Codex Engine
How Jaunt drives the OpenAI Codex CLI (`codex exec`) to generate code.
Codex is Jaunt's only generation engine. Model-backed implementation, test, contract,
skill, and project-overview work drives the OpenAI Codex CLI (codex exec). Jaunt
keeps discovery, dependency ordering, freshness, validation, repair retries, and
artifact transactions for itself.
Writing a file does not automatically mean calling Codex. TypeScript sync, reviewed
design --apply, compatible migrate --language ts --apply, check, and deterministic
re-stamps use the worker and local toolchain only. Fresh build and test targets skip
generation too.
The older legacy (direct provider SDK) and aider engines are gone.
agent.engine must be "codex"; any other value is a config error (exit
code 2).
Prerequisites
Codex is an external CLI, so install and authenticate it once before you run Jaunt:
# Install the Codex CLI (see the OpenAI Codex docs for your platform), then:
codex loginJaunt shells out to whatever codex is on your PATH. Authentication belongs
entirely to Codex — codex login, or the CODEX_API_KEY env var. Jaunt does
not read llm.api_key_env for generation. The [codex] keys that pick the
model, reasoning effort, and sandbox policy live in the
configuration reference.
How a generation call works
For each module that needs model-backed generation:
- Jaunt renders the target prompt from your contract, per-spec extras, project
context, and target templates, then seeds builtin and project skills into the
workspace at
.agents/skills/for Codex to find. - It spawns one
codex exec --jsonsubprocess and passes the prompt on stdin. - Codex edits inside the configured sandbox; Jaunt reads the JSONL event stream for the final result.
- Python validates the proposed module with AST and type checks. TypeScript asks Codex for reserved internal bindings, composes the deterministic exports, and checks the complete candidate in the owning compiler overlay, including affected project references. Either target can run bounded repair retries before an atomic write.
Each call is its own subprocess.
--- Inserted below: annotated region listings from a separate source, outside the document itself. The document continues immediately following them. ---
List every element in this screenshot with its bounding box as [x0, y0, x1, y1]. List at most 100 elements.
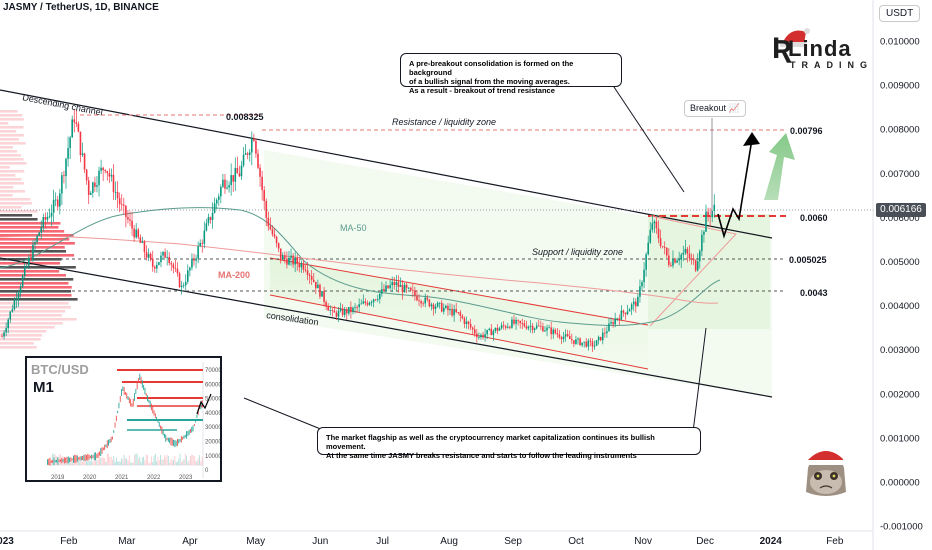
- candle: [75, 109, 78, 128]
- btc-candle: [152, 406, 154, 414]
- candle: [587, 338, 590, 351]
- btc-candle: [104, 444, 106, 450]
- btc-y-tick: 0: [205, 468, 209, 474]
- currency-button[interactable]: USDT: [879, 5, 921, 22]
- logo-r-icon: Ʀ: [772, 32, 793, 65]
- btc-volume-bar: [95, 458, 96, 465]
- candle: [269, 217, 272, 231]
- btc-candle: [190, 429, 191, 433]
- candle: [48, 208, 51, 219]
- btc-inset-chart: BTC/USD M1 70000 60000 50000 40000 30000 2000…: [25, 356, 222, 482]
- volume-profile-bar: [0, 342, 34, 345]
- candle: [552, 327, 555, 339]
- candle: [676, 257, 678, 264]
- candle: [639, 279, 641, 303]
- btc-volume-bar: [151, 456, 152, 465]
- btc-volume-bar: [87, 461, 89, 465]
- btc-candle: [61, 457, 63, 464]
- btc-candle: [71, 458, 73, 461]
- btc-volume-bar: [170, 458, 172, 465]
- volume-profile-bar: [0, 198, 31, 201]
- candle: [284, 251, 286, 264]
- y-tick-label: 0.000000: [880, 478, 920, 489]
- volume-profile-bar: [0, 146, 13, 149]
- btc-volume-bar: [158, 460, 160, 465]
- btc-volume-bar: [196, 460, 198, 465]
- time-axis[interactable]: 2023 Feb Mar Apr May Jun Jul Aug Sep Oct Nov Dec 202…: [0, 536, 844, 547]
- btc-y-tick: 50000: [205, 397, 222, 403]
- candle: [618, 314, 621, 326]
- candle: [488, 327, 491, 331]
- candle: [246, 151, 249, 160]
- candle: [166, 250, 168, 266]
- support-zone-label: Support / liquidity zone: [532, 247, 623, 257]
- candle: [123, 197, 125, 215]
- candle: [182, 282, 185, 289]
- x-tick-label: Nov: [634, 536, 652, 547]
- candle: [430, 302, 433, 311]
- candle: [174, 259, 177, 272]
- candle: [504, 324, 507, 331]
- candle: [215, 198, 218, 209]
- btc-volume-bar: [79, 460, 81, 465]
- candle: [651, 215, 654, 233]
- volume-profile-bar: [0, 130, 17, 133]
- btc-candle: [174, 440, 176, 448]
- candle: [701, 229, 703, 257]
- candle: [478, 332, 480, 340]
- candle: [624, 312, 627, 320]
- candle: [703, 229, 705, 243]
- candle: [465, 316, 468, 329]
- volume-profile-bar: [0, 306, 71, 309]
- candle: [230, 163, 232, 196]
- btc-candle: [118, 402, 120, 409]
- candle: [414, 286, 416, 301]
- candle: [261, 170, 263, 201]
- btc-candle: [109, 438, 111, 444]
- candle: [688, 245, 691, 262]
- btc-candle: [47, 459, 48, 465]
- volume-profile-bar: [0, 182, 24, 185]
- candle: [616, 317, 619, 322]
- candle: [544, 326, 546, 333]
- btc-candle: [165, 434, 167, 442]
- channel-upper-line: [0, 89, 773, 239]
- candle: [694, 259, 697, 273]
- candle: [407, 287, 410, 290]
- btc-candle: [63, 457, 65, 464]
- candle: [329, 305, 332, 316]
- candle: [387, 284, 389, 290]
- btc-volume-bar: [182, 460, 184, 465]
- candle: [300, 260, 303, 273]
- candle: [511, 316, 513, 329]
- candle: [296, 254, 299, 271]
- candle: [614, 312, 616, 328]
- btc-volume-bar: [96, 460, 98, 465]
- btc-candle: [97, 452, 99, 458]
- btc-volume-bar: [71, 458, 73, 465]
- btc-volume-bar: [121, 458, 122, 465]
- btc-volume-bar: [135, 453, 137, 465]
- volume-profile-bar: [0, 202, 32, 205]
- btc-candle: [158, 421, 160, 427]
- btc-volume-bar: [86, 454, 87, 465]
- candle: [610, 317, 612, 325]
- candle: [403, 282, 406, 293]
- forecast-arrowhead-black: [743, 132, 760, 146]
- btc-volume-bar: [193, 455, 195, 465]
- candle: [94, 176, 96, 192]
- candle: [139, 234, 142, 244]
- volume-profile-bar: [0, 210, 38, 213]
- candle: [358, 298, 360, 313]
- btc-volume-bar: [100, 457, 102, 465]
- candle: [226, 179, 228, 190]
- candle: [294, 251, 296, 273]
- candle: [471, 326, 474, 335]
- candle: [535, 322, 538, 330]
- candle: [440, 299, 443, 313]
- candle: [416, 290, 418, 302]
- candle: [135, 223, 137, 239]
- price-axis[interactable]: 0.010000 0.009000 0.008000 0.007000 0.006000…: [880, 37, 923, 533]
- volume-profile-bar: [0, 334, 43, 337]
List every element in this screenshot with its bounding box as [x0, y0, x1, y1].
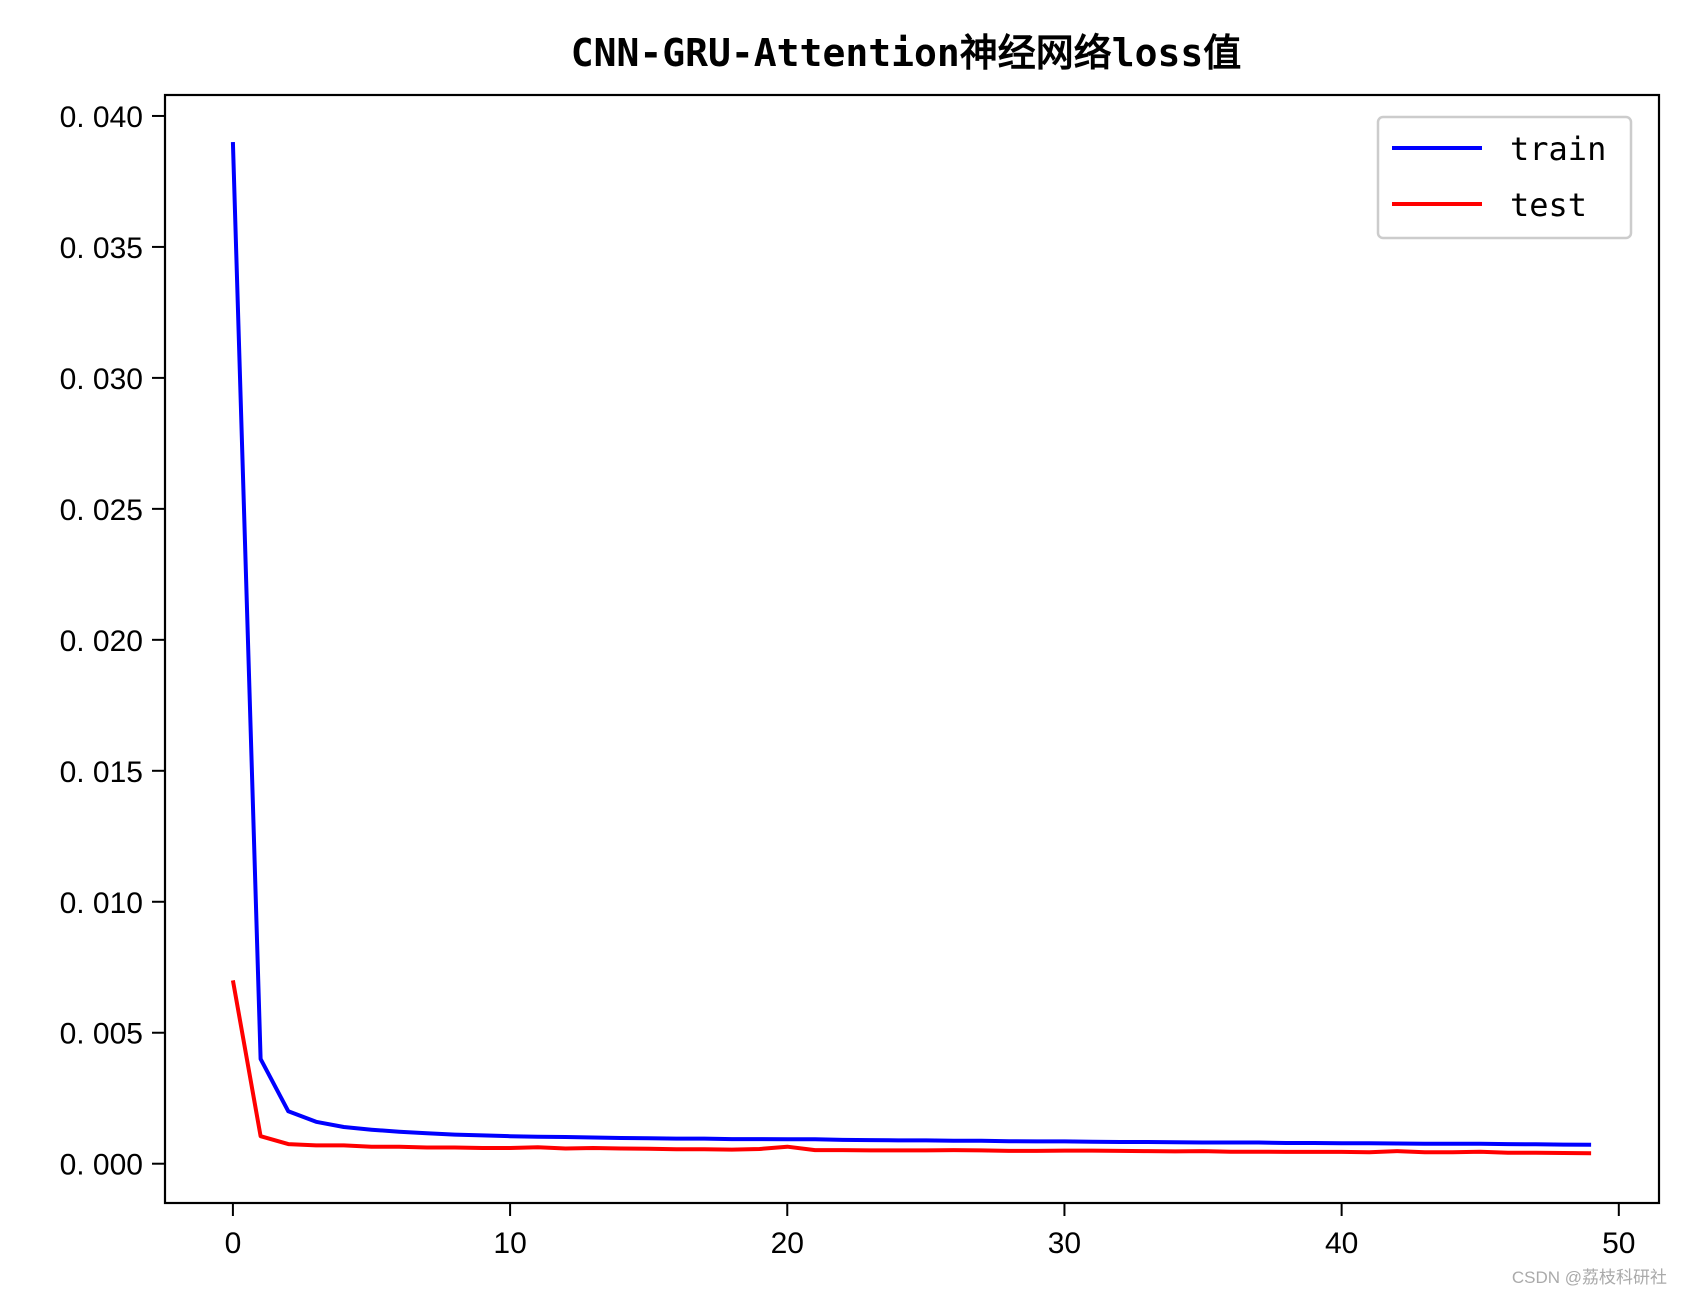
plot-frame	[163, 93, 1661, 1205]
series-line-train	[230, 142, 1592, 1147]
x-tick-label: 40	[1325, 1227, 1358, 1260]
y-tick-label: 0. 010	[60, 887, 143, 920]
x-tick-label: 50	[1602, 1227, 1635, 1260]
y-tick-label: 0. 030	[60, 363, 143, 396]
y-tick-label: 0. 000	[60, 1149, 143, 1182]
chart-title: CNN-GRU-Attention神经网络loss值	[571, 31, 1241, 75]
y-tick-label: 0. 025	[60, 494, 143, 527]
y-tick-label: 0. 040	[60, 101, 143, 134]
x-tick-label: 30	[1048, 1227, 1081, 1260]
x-tick-label: 0	[225, 1227, 242, 1260]
y-tick-label: 0. 035	[60, 232, 143, 265]
y-tick-label: 0. 005	[60, 1018, 143, 1051]
legend: train test	[1376, 115, 1633, 240]
legend-label-train: train	[1510, 130, 1606, 168]
watermark: CSDN @荔枝科研社	[1511, 1268, 1667, 1287]
y-tick-label: 0. 015	[60, 756, 143, 789]
series-line-test	[230, 980, 1592, 1156]
legend-label-test: test	[1510, 186, 1587, 224]
x-tick-label: 10	[493, 1227, 526, 1260]
y-tick-label: 0. 020	[60, 625, 143, 658]
x-tick-label: 20	[771, 1227, 804, 1260]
There are no shared credentials and no
process-wide locks, so generation is task-local and parallel-safe by
construction — Jaunt just runs several codex exec processes at once.
Freshness
The Codex runtime is part of what Jaunt fingerprints for freshness: switch the model,
sandbox, reasoning effort, or target prompt templates, and affected modules become
stale without --force. A fingerprint-only change can be validated and re-stamped
without asking the implementation model to rewrite the body. The full list is in
Change Detection.
Test generation
Generated pytest and Vitest modules have to satisfy the literal test specs you wrote. Jaunt tests through the public module contract, not generated internals. Spell out every behavior you want covered rather than trusting the engine to guess at a broad, unstated matrix: the model writes what you specify, not what you meant.